Duruşma günü saat 09:48’de başladı. Zschäpe’nin savunma avukatı Heer: “Bu konuyla ilgisi olmayan, davayla ilgili diğer faaliyetlere [phon.] dair söz verilmesini rica ediyorum. Biz, Bayan Sturm ve meslektaşım Stahl ve ben, devamda belirtilen duruma itiraz ediyoruz, 295. Ana Dava duruşma gününde müdahil davacıların temsilcileri tarafından müvekkilimize yöneltilen soruları, uygun olmamaları ve konuyla bağlantıları olmamaları nedeniyle geri çeviriyoruz.” Heer Müdahil Davacı Avukatı Scharmer’in sorularına itiraz ederek başladı. Zschäpe’nin Robin Schmiemann’ı ne kadar zamandır tanıdığı vb. soruların konuyla bağlantılı olmadıklarını örnek vererek devam etti. Ardından Avukat (kadın) von der Behrens’in sorularına geçti. Heer diğerlerinin yanısıra, Mundlos ve Böhnhardt’ın internette sörf yapmak amacıyla Chemnitz’de ve Zwickau’da, hangi internet kafelere ve\veya mekanlara gittikleri hakkındaki sorunun konuyla bağlantılı olmadığını dile getirdi.

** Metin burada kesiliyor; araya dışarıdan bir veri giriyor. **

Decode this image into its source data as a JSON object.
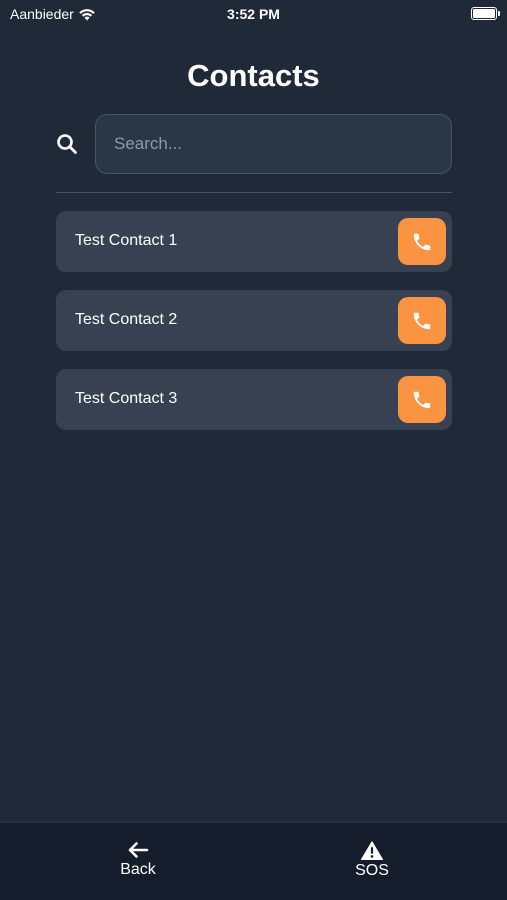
{
  "status_bar": {
    "carrier": "Aanbieder",
    "time": "3:52 PM"
  },
  "header": {
    "title": "Contacts"
  },
  "search": {
    "placeholder": "Search...",
    "value": ""
  },
  "contacts": [
    {
      "name": "Test Contact 1",
      "action_icon": "phone-icon"
    },
    {
      "name": "Test Contact 2",
      "action_icon": "phone-icon"
    },
    {
      "name": "Test Contact 3",
      "action_icon": "phone-icon"
    }
  ],
  "tab_bar": {
    "back": {
      "label": "Back",
      "icon": "arrow-left-icon"
    },
    "sos": {
      "label": "SOS",
      "icon": "warning-triangle-icon"
    }
  },
  "colors": {
    "background": "#1f2937",
    "card": "#374151",
    "accent": "#fa9442",
    "tab_bar": "#151c2c"
  }
}
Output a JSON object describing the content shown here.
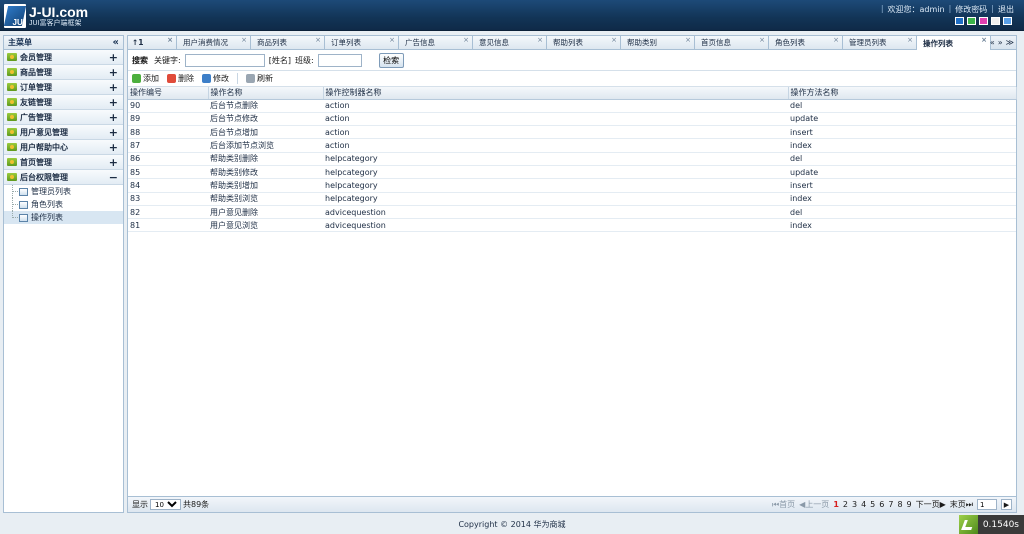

Bunu Avukat Basay’ın soruları izledi. Heer “Hetendorf Toplantı Haftası” hakkındaki soruyu konuyla bağlantısı olmayan bir soru olarak örnek gösterdi Heer ardından Avukat Stolle’nin sorusuna geçti: “Eichenlaub” grubunun “5. Februar” (“5 Şubat”) şarkısı hakkındaki soru konuyla bağlantılı değildi. Ardından Avukat Hoffman’ın sorusuna geçti: Marcel Ch.’ye dair soru konuyla bağlantılı değildi. Bunu Avukat Behnke’nin soruları izledi: Bir DDR (Doğu Almanya Demokratik Cumhuriyeti) gençlik oraganizasyonuna üyelik, konuyla bağlantılı değildi. Devamında Avukat Luczak’ın sorularını elealdı, Heer örnek verdi: “07.05.2000 tarihinde Berlin’de miydiniz? Eğer öyleyse, orada kiminle beraberdiniz ve bu ziyaretin amacı neydi?”. Heer ardından Avukat Narin’in sorularına itirazlarını dile getirmeye başladı, diğerlerinin arasında rockçular veya diğer kriminal gruplar ile olan iletşime dair soru konuyla bağlantılı değildi.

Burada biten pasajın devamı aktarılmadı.